Despite its immense popularity in the United States, American Football has yet to click with a majority of the Philippine sports community. Its numerous rules and the need for expensive equipment are perhaps some of the reasons the sport has been unable to make waves in the country. Save for a select few who play, watch, or do both, American football has become more of a dinner conversation topic than a regular past time.
Robert Ivan “Oyo” Belgica (IV, BS-AEC) is one of the few and proud American Football players in the Philippines grinding it out on the turf. What started out as an interest in a newfound hobby turned into a stint as an offensive lineman, specifically a guard, with the Bandits, Arenaball Philippines’ (ABP) four-time champions. Though he still plays basketball with his friends, Belgica admits that both sports have their own differences.
“So more on teamwork din siya [American Football] pero more on coordination,” he says. “Mas important yung timing. Mas important na together kayo unlike basketball pwede ka magfreestyle. Sa football pag nagfreestyle ka walang pupuntahan. Kailangan you follow the play, you follow everything else.”
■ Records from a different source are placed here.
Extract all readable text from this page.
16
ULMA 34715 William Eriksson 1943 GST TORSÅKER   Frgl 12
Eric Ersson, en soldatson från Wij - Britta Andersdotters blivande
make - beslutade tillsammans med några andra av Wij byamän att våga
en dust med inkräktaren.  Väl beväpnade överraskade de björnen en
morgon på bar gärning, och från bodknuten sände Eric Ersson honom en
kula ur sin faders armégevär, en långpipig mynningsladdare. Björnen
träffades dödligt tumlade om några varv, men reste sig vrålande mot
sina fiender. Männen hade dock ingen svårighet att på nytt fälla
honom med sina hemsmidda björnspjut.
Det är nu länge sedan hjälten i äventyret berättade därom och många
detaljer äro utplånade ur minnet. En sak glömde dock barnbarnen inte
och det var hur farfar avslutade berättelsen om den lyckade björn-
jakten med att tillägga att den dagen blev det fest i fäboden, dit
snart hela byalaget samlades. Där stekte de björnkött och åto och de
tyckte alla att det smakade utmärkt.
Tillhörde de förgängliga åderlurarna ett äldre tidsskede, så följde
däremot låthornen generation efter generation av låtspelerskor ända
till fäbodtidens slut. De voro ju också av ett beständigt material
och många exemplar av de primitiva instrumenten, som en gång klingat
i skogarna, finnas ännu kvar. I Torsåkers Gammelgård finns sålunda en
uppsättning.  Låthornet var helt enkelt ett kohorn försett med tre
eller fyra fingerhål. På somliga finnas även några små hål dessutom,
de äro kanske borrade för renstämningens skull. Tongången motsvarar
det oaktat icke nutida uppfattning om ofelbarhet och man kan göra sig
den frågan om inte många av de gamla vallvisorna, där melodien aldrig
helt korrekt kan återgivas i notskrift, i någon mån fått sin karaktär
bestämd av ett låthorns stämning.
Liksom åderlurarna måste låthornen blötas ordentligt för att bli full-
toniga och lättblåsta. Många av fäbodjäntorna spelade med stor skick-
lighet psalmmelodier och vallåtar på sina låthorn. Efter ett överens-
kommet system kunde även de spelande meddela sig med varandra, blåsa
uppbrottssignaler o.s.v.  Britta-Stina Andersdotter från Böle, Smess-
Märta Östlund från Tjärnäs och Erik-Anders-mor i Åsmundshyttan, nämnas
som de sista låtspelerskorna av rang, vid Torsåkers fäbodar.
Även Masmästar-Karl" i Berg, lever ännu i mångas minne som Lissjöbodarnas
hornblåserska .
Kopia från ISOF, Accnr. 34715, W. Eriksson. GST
As a guard on the team, Belgica isn’t assigned to orchestrate the offense in the same way that guards in basketball are assigned to. His role on the team is to protect the Quarterback from the defense and make sure that he has enough time to throw a pass or hand the ball over to the running back. From day one, the veterans reminded him that giving his all is important and that the same time, it will keep him on the field because the first thing he learned when he stepped on the field was that only the strong will survive and succeed.
“Kasi first day ng practice ko I got knocked out,” the Applied Economics Major recounts. “You know, after that if there’s something that I learned from them, it’s that, the guy who doesn’t give his 100 percent is the guy who gets hurt literally. If you expect to get hit, you hit him first.”
Belgica admits that though his teammates really pushed him to get better, he had to make some sacrifices last term, especially since last term was his thesis term. It went the other way as well, as he mentioned that he cut a few classes and skipped a few meetings to attend practices. In the end, it was a balancing act he described as “choosing the battles you’re willing to lose” yet he was always looking out for his teammates.
“I’ll sacrifice some of my study time for the team,” he says. “Kasi pag dumating ka dun sa team, let’s say sa game, at hindi mo alam yung ginagawa mo, at may nasaktan, you’re gonna be so guilty. Parang, ‘dahil sa akin yan eh’. I didn’t know the play that’s why he got hurt and ayoko mangyari yon. Ayoko [yan] mangyari sa team.”
In their championship game last January 31, the Bandits fell to the Wolves, and as a rookie, Belgica mostly watched from the sidelines providing the moral support the veterans needed and at the same time taking in as much as he can from the whole experience.
“Yeah may jitters, kasi we’re the four-time defending champions and you know the veterans they were talking to me ‘Hey kid, chill ka lang, relax ka lang.’,” he says when asked about how he felt playing in the finals. “Of course as a rookie, I didn’t get much playing time, kasi nga, I missed a couple of practices pero the moment itself is what gets you there. You know, yung feeling, the fans, the cheering of ‘Bandits!’ hearing people [cheer] ‘Wolves! Let’s go Wolves!’ you know, the moment, it’s about the moment and sobrang iba yung feeling.”
With the season still months away, Belgica plans to work on the individual aspects of the game. Whether it be studying game tape or simply buying in to the system, the fourth-year student understands that through time and effort, he’ll get better.
“It’s more of a learning curve na parang learning process yun eh na parang dun ka dadaan, dadaanan mo yun eh, walang shortcuts to being good at something,” he says. “Yeah, I believe siguro naman maggaganun pa rin ako. Yeah, I’m okay with that pero I’ll be much better in my position. Basta ang sabi ko nalang, whenever I come in, I’ll do damage. Yun yung gusto ko, I’ll [make] an impact. Minimum minutes, minimum time I don’t care. I’ll [make] an impact.”